As suddenly as she fell, something stopped her headlong descent. It was as though two strong arms plucked her out of the air and wrapped her in warmth. A feeling of security washed over her and suddenly it didn't matter that she couldn't see. Whoever had her would keep her safe, and one day she would wake up. It felt like home.
It was so warm....
***************
Carth shifted uncomfortably. He stared at the entrance to the apartment, trying to see through it and study the Sith Squadron outside. He hoped they hadn't heard his bunkmate's screaming. She couldn't have picked a worse time to have a fit, he was still in his towel and there was a second wave of the Sith search parties were outside their door when she decided to start screaming as though she was being dipped in molten carbonite. It seemed like he stayed frozen for hours, before he heard the Sith leave.

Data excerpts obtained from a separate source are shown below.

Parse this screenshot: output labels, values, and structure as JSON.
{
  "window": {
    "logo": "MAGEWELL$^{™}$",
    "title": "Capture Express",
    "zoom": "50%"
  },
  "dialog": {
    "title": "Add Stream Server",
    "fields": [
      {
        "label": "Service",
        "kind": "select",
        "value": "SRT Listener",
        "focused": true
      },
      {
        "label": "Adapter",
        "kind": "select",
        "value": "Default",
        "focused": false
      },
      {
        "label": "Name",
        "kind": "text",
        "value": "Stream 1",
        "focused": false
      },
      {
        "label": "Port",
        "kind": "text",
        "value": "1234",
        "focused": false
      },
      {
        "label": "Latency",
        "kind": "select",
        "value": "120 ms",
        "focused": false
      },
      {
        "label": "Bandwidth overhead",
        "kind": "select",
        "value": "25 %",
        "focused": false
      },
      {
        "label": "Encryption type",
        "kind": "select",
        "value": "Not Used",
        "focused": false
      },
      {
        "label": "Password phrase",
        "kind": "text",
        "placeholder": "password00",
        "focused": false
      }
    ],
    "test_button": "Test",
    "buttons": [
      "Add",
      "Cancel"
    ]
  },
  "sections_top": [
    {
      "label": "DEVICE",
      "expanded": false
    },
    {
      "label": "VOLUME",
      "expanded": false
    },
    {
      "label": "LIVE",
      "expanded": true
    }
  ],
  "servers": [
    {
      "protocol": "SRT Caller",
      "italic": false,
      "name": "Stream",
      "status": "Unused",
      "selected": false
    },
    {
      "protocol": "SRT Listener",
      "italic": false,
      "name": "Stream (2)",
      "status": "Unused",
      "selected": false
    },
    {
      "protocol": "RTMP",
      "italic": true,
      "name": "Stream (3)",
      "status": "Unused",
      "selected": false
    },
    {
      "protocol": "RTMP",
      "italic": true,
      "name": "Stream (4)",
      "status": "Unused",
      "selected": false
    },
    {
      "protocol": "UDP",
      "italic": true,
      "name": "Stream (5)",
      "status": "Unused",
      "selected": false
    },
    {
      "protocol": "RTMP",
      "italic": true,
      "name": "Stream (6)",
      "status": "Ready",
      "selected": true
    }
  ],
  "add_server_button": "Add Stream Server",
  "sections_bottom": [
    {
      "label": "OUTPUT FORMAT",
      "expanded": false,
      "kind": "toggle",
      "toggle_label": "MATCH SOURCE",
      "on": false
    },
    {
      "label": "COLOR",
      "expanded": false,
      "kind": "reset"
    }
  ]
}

Carth dropped the blaster he had pointed at the door and tightened his grip on the woman in his arms. When he heard the Sith coming the only thing he could think of to quiet her was to hold her. Like he had held Dustil when he had a bad dream. Thank the Force it had worked. It had probably saved their lives. She had curled around his bare side during his vigil, and she looked peaceful. Not at all like she looked when she had started screaming. Carth's hand froze when he realized he had been stroking her hair. He didn't recall moving his hand. He frowned slightly. There was something odd about this woman. She didn't make him feel right; there was something warming in his chest. Warmth he hadn't felt in a long time, and he didn't trust it. There was something wrong. He needed answers.
But he was exhausted. His thirst for answers would have to wait until tomorrow.